Big Data Analytics and Insights are changing the game, as more businesses introduce automated systems to support human judgment.
Add to this, advanced visualizations of Big Data, and throw in some power tools for motivated users and you have a powerful way to empower the front-line to better analyze, predict, and serve their customers.
McKinsey shares a framework and their insights on how advanced analytics can create and unleash new business value from Big Data, in their article:
Unleashing the value of advanced analytics in insurance
Creating World-Class Capabilities
The exciting part is how you can create a new world-class capability, as you bake Big Data Analytics and Insights into your business.
Via Unleashing the value of advanced analytics in insurance:
“Weaving analytics into the fabric of an organization is a journey. Every organization will progress at its own pace, from fragmented beginnings to emerging influence to world-class corporate capability.”
5-Part Framework for Unleashing the Value of Big Data Analytics
McKinsey’s transformation involves five components. The five components include the source of business value, the data ecosystem, modeling the insights, workflow integration, and adoption.
Via Unleashing the value of advanced analytics in insurance:
1. The source of business value
Every analytics project should start by identifying the business value that can lead to revenue growth and increased profitability (for example, selecting customers, controlling operating expenses, lowering risk, or improving pricing).
2. The data ecosystem
It is not enough for analytics teams to be “builders” of models. These advanced-analytics experts also need to be “architects” and “general contractors” who can quickly assess what resources are available inside and outside the company.
3. Modeling insights
Building a robust predictive model has many layers: identifying and clarifying the business problem and source of value, creatively incorporating the business insights of everyone with an informed opinion about the problem and the outcome, reducing the complexity of the solution path, and validating the model with data.
4. Transformation: Work-flow integration
The goal is always to design the integration of new decision-support tools to be as simple and user friendly as possible. The way analytics are deployed depends on how the work is done. A key issue is to determine the appropriate level of automation. A high-volume, low-value decision process lends itself to automation.

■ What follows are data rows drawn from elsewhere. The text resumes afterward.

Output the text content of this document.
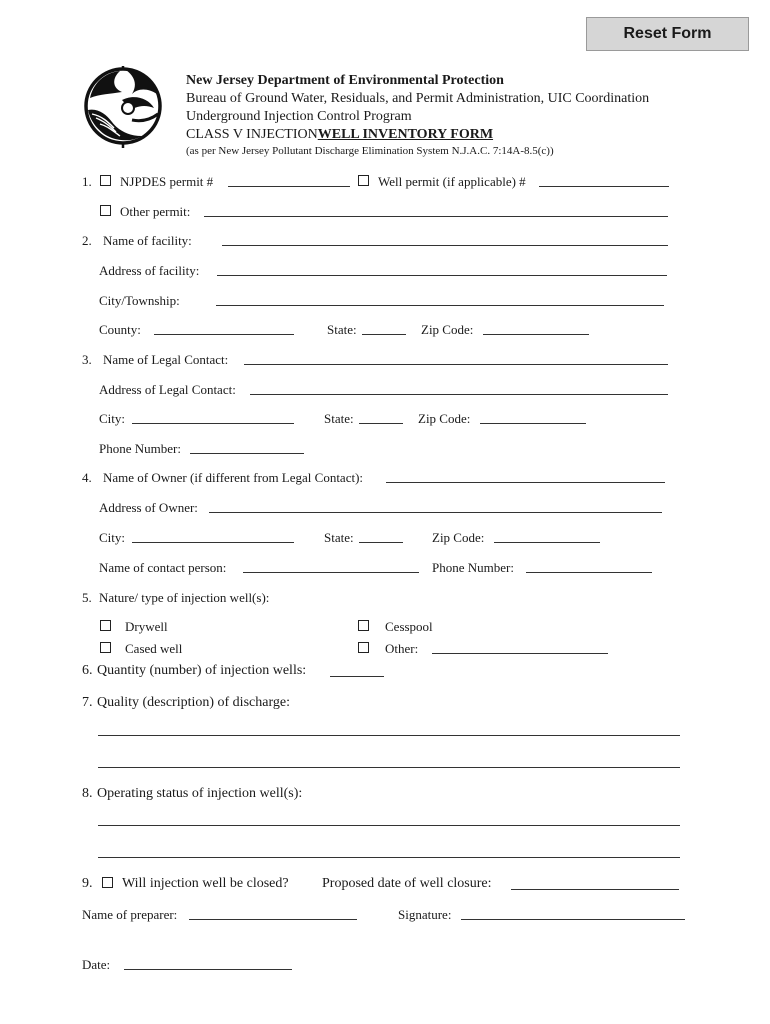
Reset Form
New Jersey Department of Environmental Protection
Bureau of Ground Water, Residuals, and Permit Administration, UIC Coordination
Underground Injection Control Program
CLASS V INJECTIONWELL INVENTORY FORM
(as per New Jersey Pollutant Discharge Elimination System N.J.A.C. 7:14A-8.5(c))
1. NJPDES permit #	Well permit (if applicable) #
Other permit:
2. Name of facility:
Address of facility:
City/Township:
County:	State:	Zip Code:
3. Name of Legal Contact:
Address of Legal Contact:
City:	State:	Zip Code:
Phone Number:
4. Name of Owner (if different from Legal Contact):
Address of Owner:
City:	State:	Zip Code:
Name of contact person:	Phone Number:
5. Nature/ type of injection well(s):
Drywell	Cesspool
Cased well	Other:
6. Quantity (number) of injection wells:
7. Quality (description) of discharge:
8. Operating status of injection well(s):
9. Will injection well be closed? Proposed date of well closure:
Name of preparer:	Signature:
Date:
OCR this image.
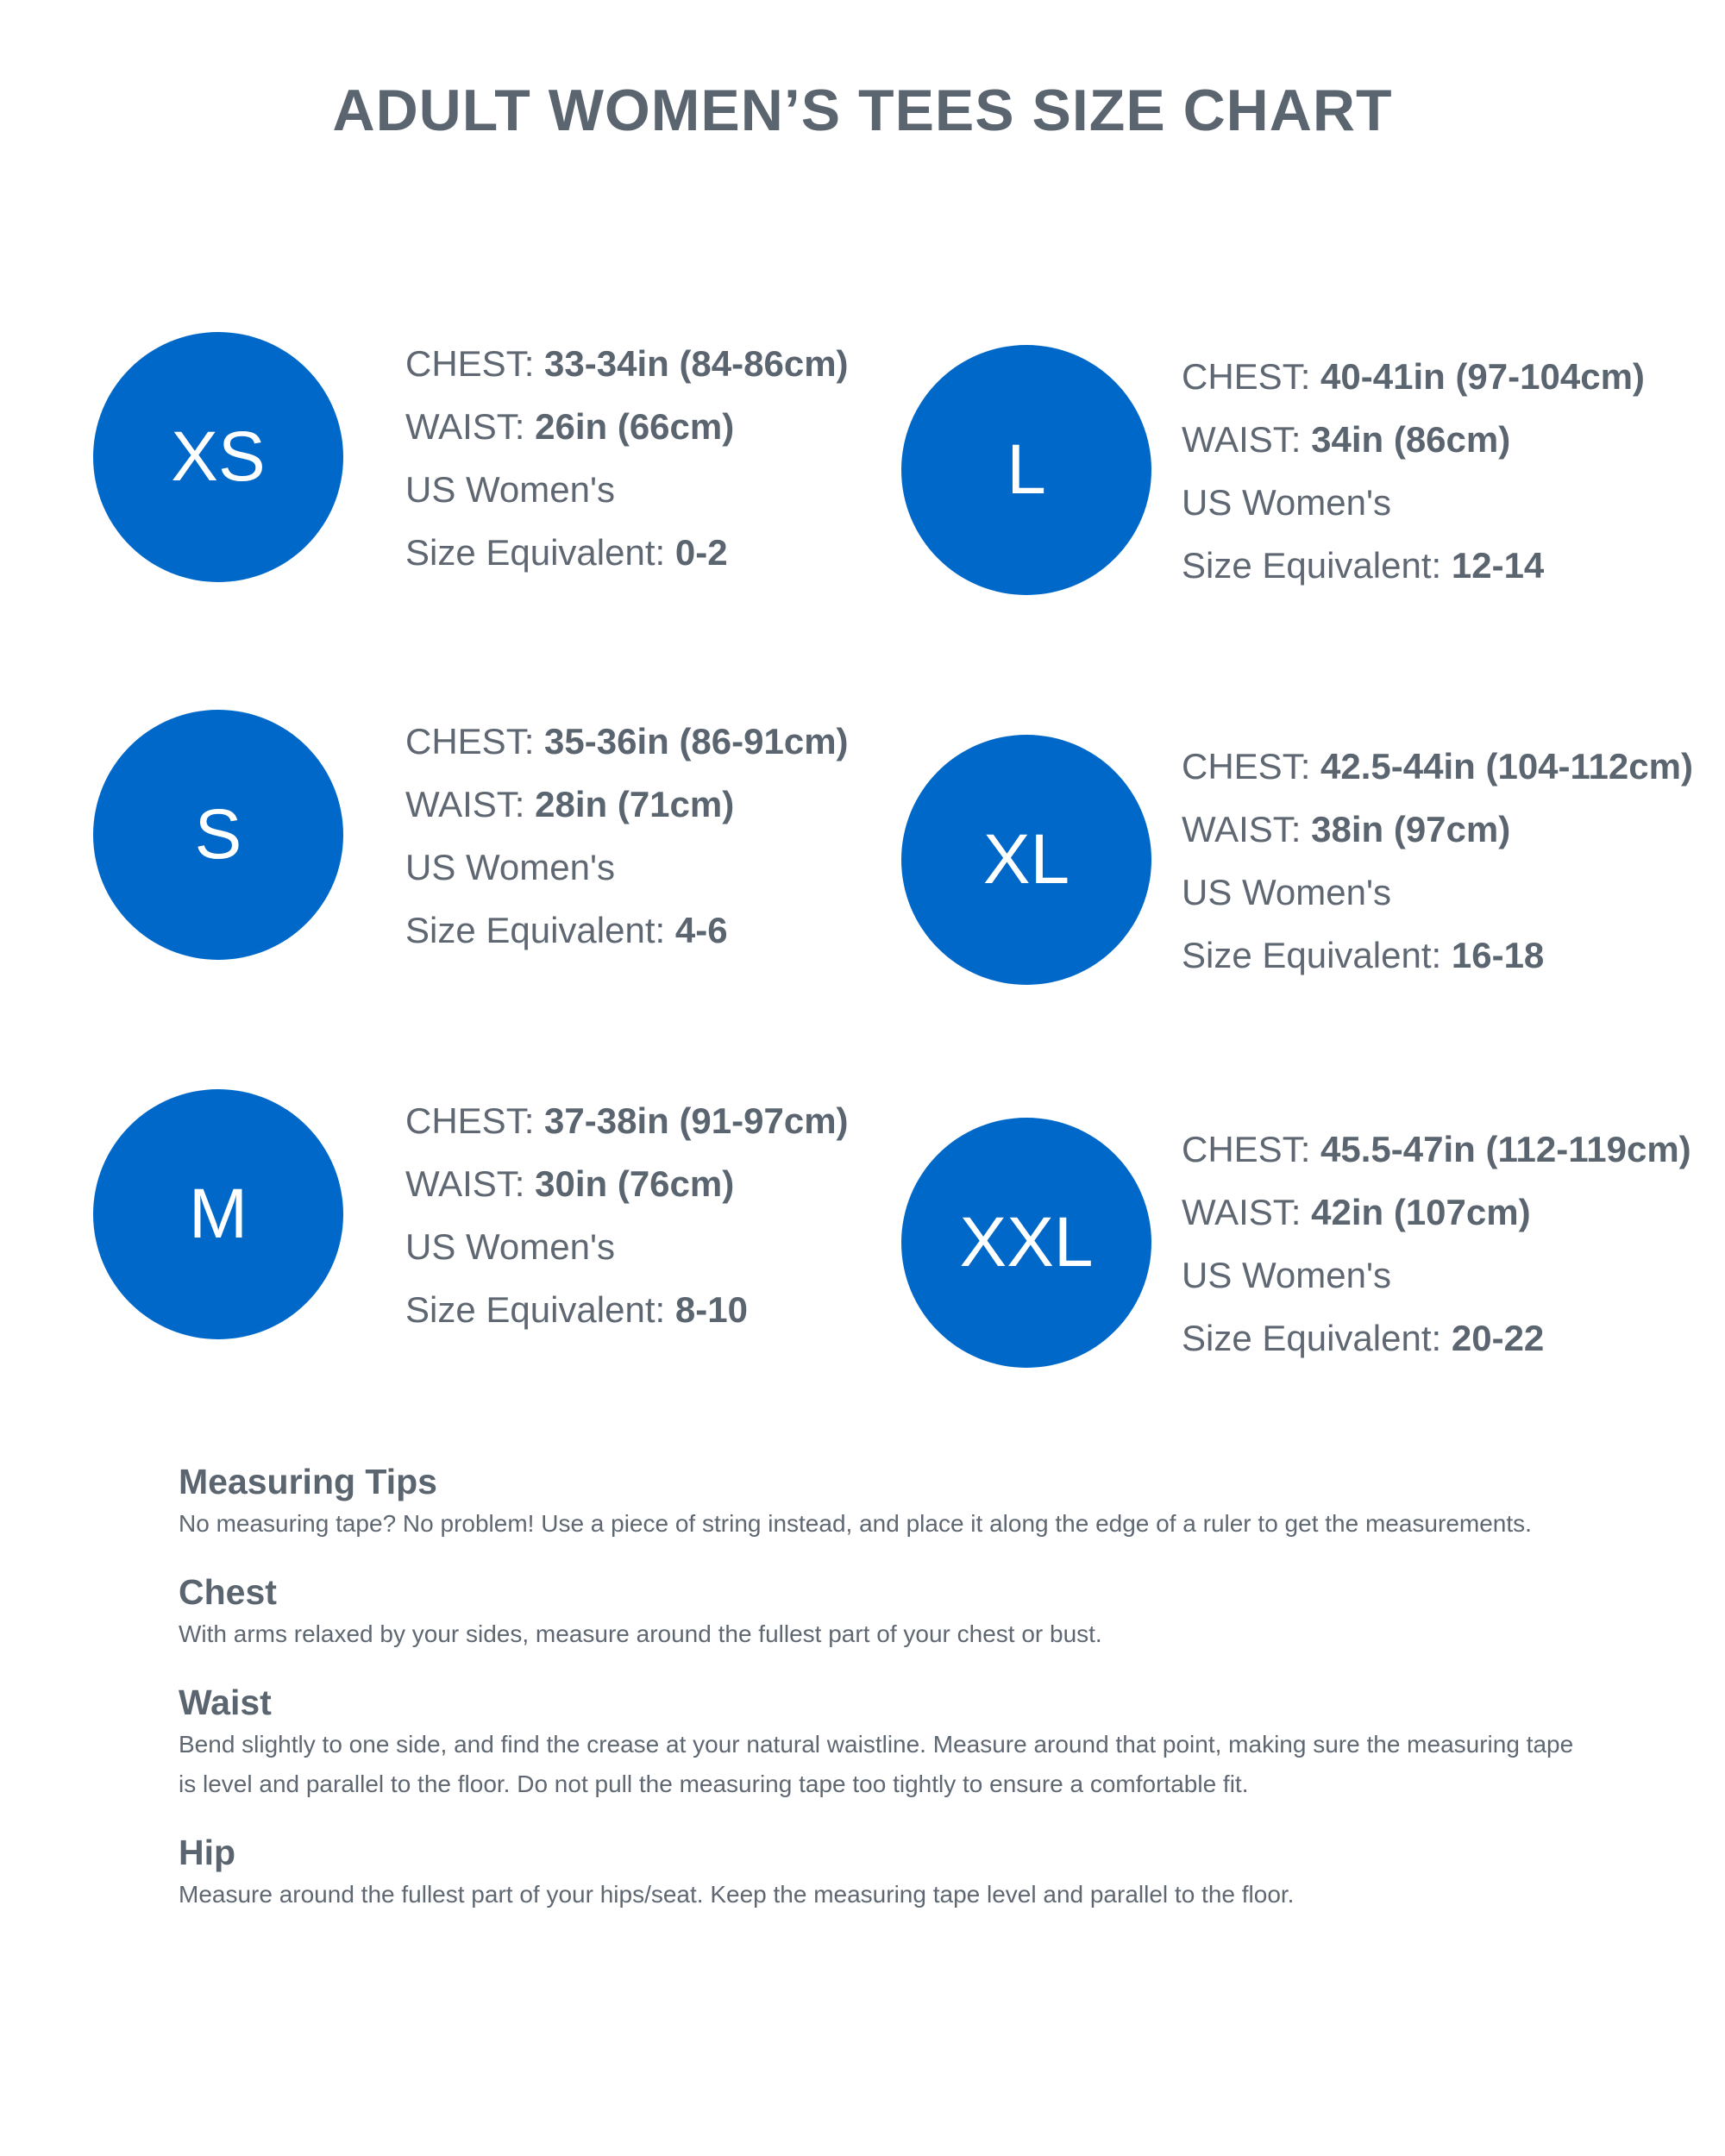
ADULT WOMEN’S TEES SIZE CHART
XS
CHEST: 33-34in (84-86cm)
WAIST: 26in (66cm)
US Women's
Size Equivalent: 0-2
S
CHEST: 35-36in (86-91cm)
WAIST: 28in (71cm)
US Women's
Size Equivalent: 4-6
M
CHEST: 37-38in (91-97cm)
WAIST: 30in (76cm)
US Women's
Size Equivalent: 8-10
L
CHEST: 40-41in (97-104cm)
WAIST: 34in (86cm)
US Women's
Size Equivalent: 12-14
XL
CHEST: 42.5-44in (104-112cm)
WAIST: 38in (97cm)
US Women's
Size Equivalent: 16-18
XXL
CHEST: 45.5-47in (112-119cm)
WAIST: 42in (107cm)
US Women's
Size Equivalent: 20-22
Measuring Tips
No measuring tape? No problem! Use a piece of string instead, and place it along the edge of a ruler to get the measurements.
Chest
With arms relaxed by your sides, measure around the fullest part of your chest or bust.
Waist
Bend slightly to one side, and find the crease at your natural waistline. Measure around that point, making sure the measuring tape is level and parallel to the floor. Do not pull the measuring tape too tightly to ensure a comfortable fit.
Hip
Measure around the fullest part of your hips/seat. Keep the measuring tape level and parallel to the floor.
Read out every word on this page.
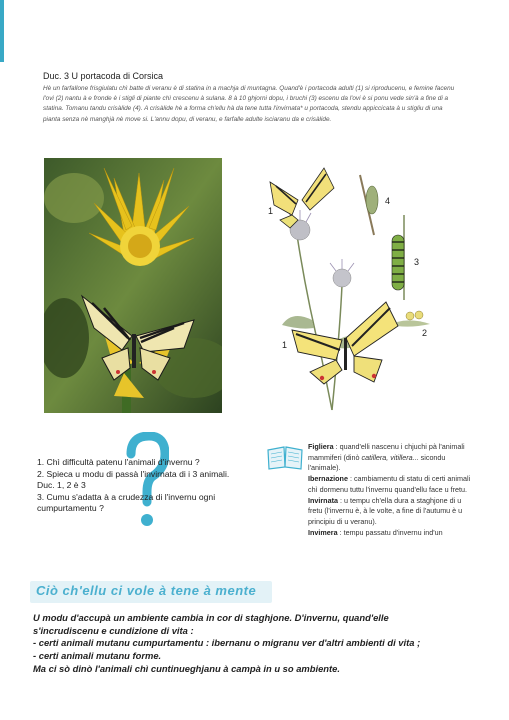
Duc. 3 U portacoda di Corsica
Hè un farfallone frisgiulatu chì batte di veranu è di statina in a machja di muntagna. Quand'è i portacoda adulti (1) si riproducenu, e femine facenu l'ovi (2) nantu à e fronde è i stigli di piante chì crescenu à sulana. 8 à 10 ghjorni dopu, i bruchi (3) escenu da l'ovi è si ponu vede sin'à a fine di a statina. Tomanu tandu crisàlide (4). A crisàlide hè a forma ch'ellu hà da tene tutta l'invirnata* u portacoda, stendu appiccicata à u stigliu di una pianta senza nè manghjà nè move si. L'annu dopu, di veranu, e farfalle adulte isciaranu da e crisàlide.
1
4
3
2
1
1. Chì difficultà patenu l'animali d'invernu ?
2. Spieca u modu di passà l'invirnata di i 3 animali.
Duc. 1, 2 è 3
3. Cumu s'adatta à a crudezza di l'invernu ogni
cumpurtamentu ?
Figliera : quand'elli nascenu i chjuchi pà l'animali mammiferi (dinò catillera, vitillera... sicondu l'animale).
Ibernazione : cambiamentu di statu di certi animali chì dormenu tuttu l'invernu quand'ellu face u fretu.
Invirnata : u tempu ch'ella dura a staghjone di u fretu (l'invernu è, à le volte, a fine di l'autumu è u principiu di u veranu).
Invimera : tempu passatu d'invernu ind'un
Ciò ch'ellu ci vole à tene à mente
U modu d'accupà un ambiente cambia in cor di staghjone. D'invernu, quand'elle
s'incrudiscenu e cundizione di vita :
- certi animali mutanu cumpurtamentu : ibernanu o migranu ver d'altri ambienti di vita ;
- certi animali mutanu forme.
Ma ci sò dinò l'animali chì cuntinueghjanu à campà in u so ambiente.
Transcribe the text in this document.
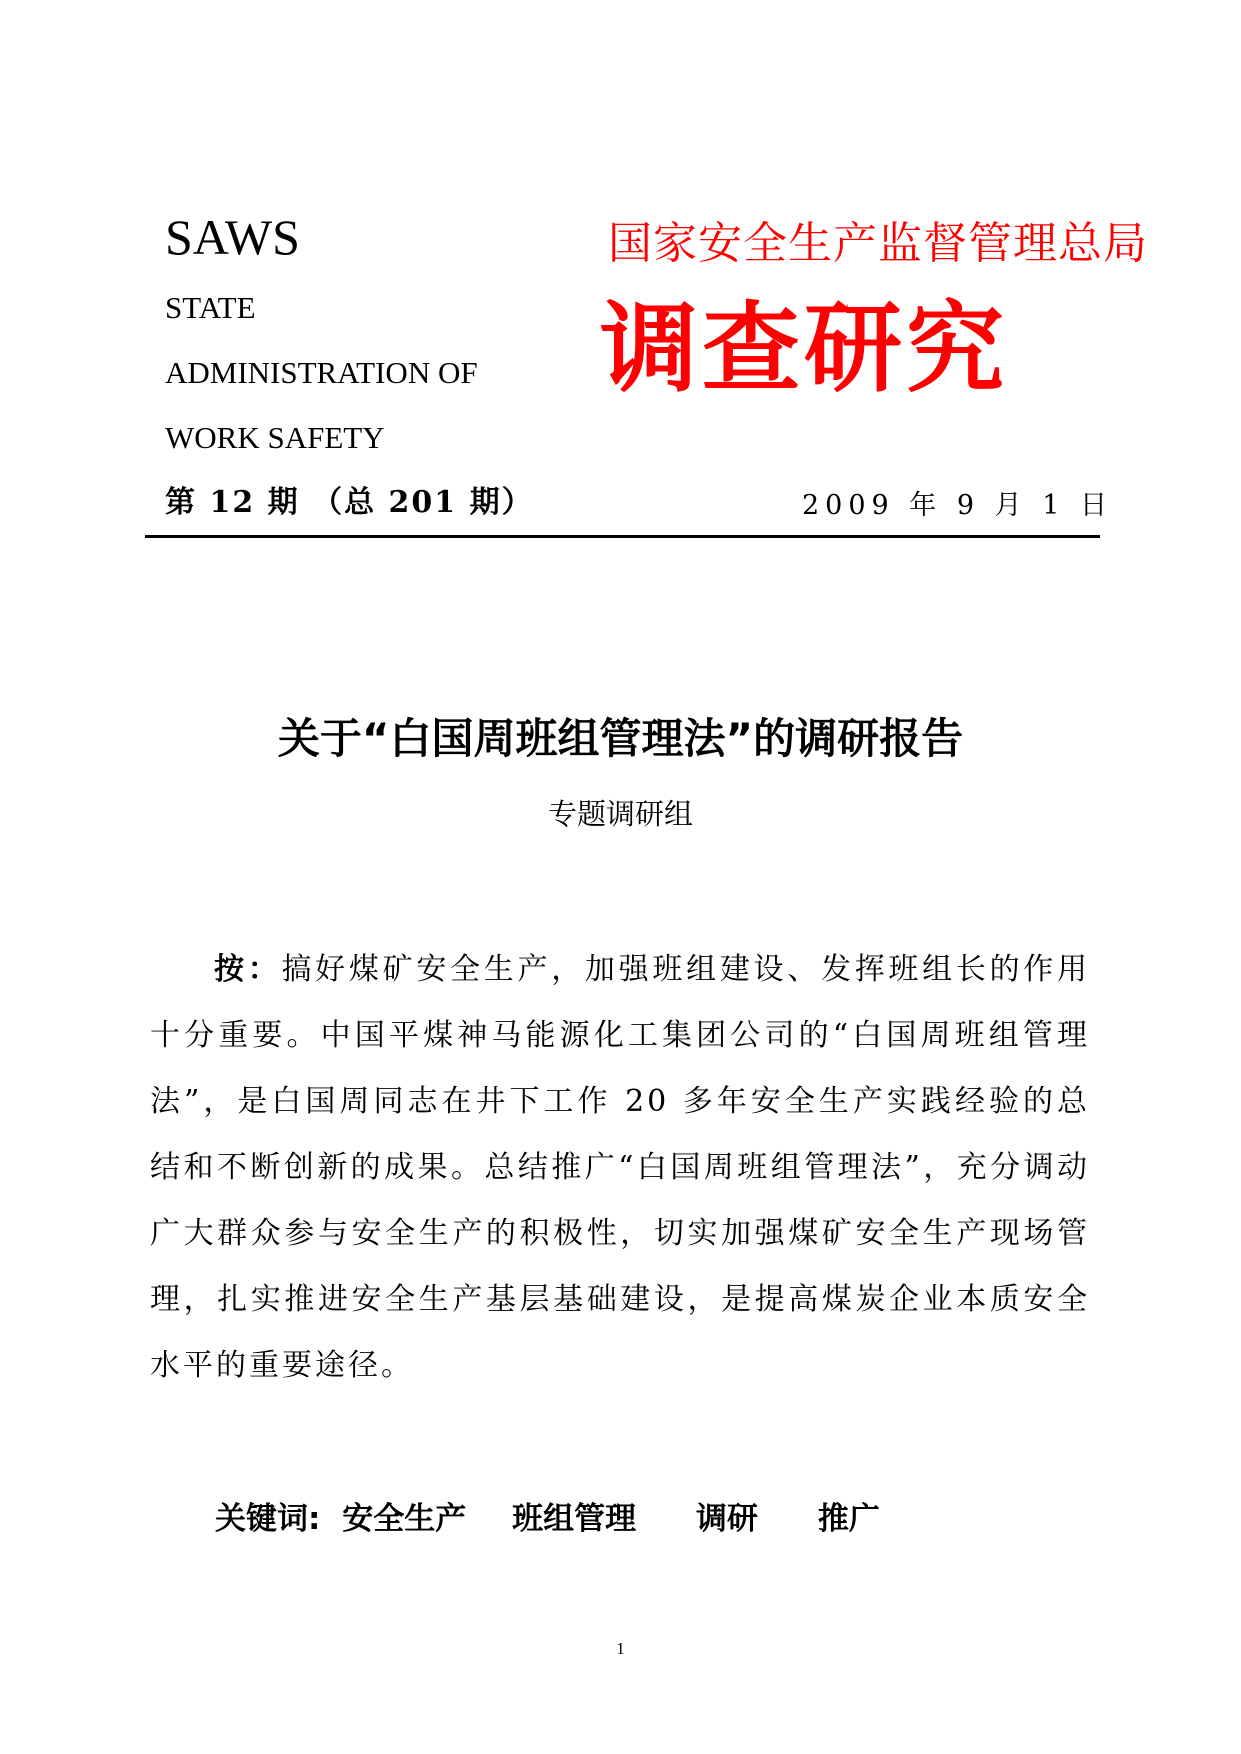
SAWS
STATE
ADMINISTRATION OF
WORK SAFETY
国家安全生产监督管理总局
调查研究
第 12 期 （总 201 期）	2009 年 9 月 1 日
关于“白国周班组管理法”的调研报告
专题调研组

按：搞好煤矿安全生产，加强班组建设、发挥班组长的作用十分重要。中国平煤神马能源化工集团公司的“白国周班组管理法”，是白国周同志在井下工作 20 多年安全生产实践经验的总结和不断创新的成果。总结推广“白国周班组管理法”，充分调动广大群众参与安全生产的积极性，切实加强煤矿安全生产现场管理，扎实推进安全生产基层基础建设，是提高煤炭企业本质安全水平的重要途径。

关键词: 安全生产 班组管理 调研 推广
1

5. Transformation: Adoption
Successful adoption requires employees to accept and trust the tools, understand how they work, and use them consistently. That is why managing the adoption phase well is critical to achieving optimal analytics impact. All the right steps can be made to this point, but if frontline decision makers do not use the analytics the way they are intended to be used, the value to the business evaporates.
Big Data Analytics and Insights is a hot trend for good reason. If you saw the movie Moneyball you know why.
Achieve New Levels of Performance in the Digital Economy
Businesses are using analytics to identify their most profitable customers and offer them the right price, accelerate product innovation, optimize supply chains, and identify the true drivers of financial performance.
In the book, Competing on Analytics: The New Science of Winning, Thomas H. Davenport and Jeanne G. Harris share examples of how organizations like Amazon, Barclay’s, Capital One, Harrah’s, Procter & Gamble, Wachovia, and the Boston Red Sox, are using the power of Big Data Analytics and Insights to achieve new levels of performance and compete in the digital economy.
You can read it pretty quickly to get a good sense of how analytics can be used to change the business and the more you expose yourself to the patterns, the more you can apply analytics to your work and life.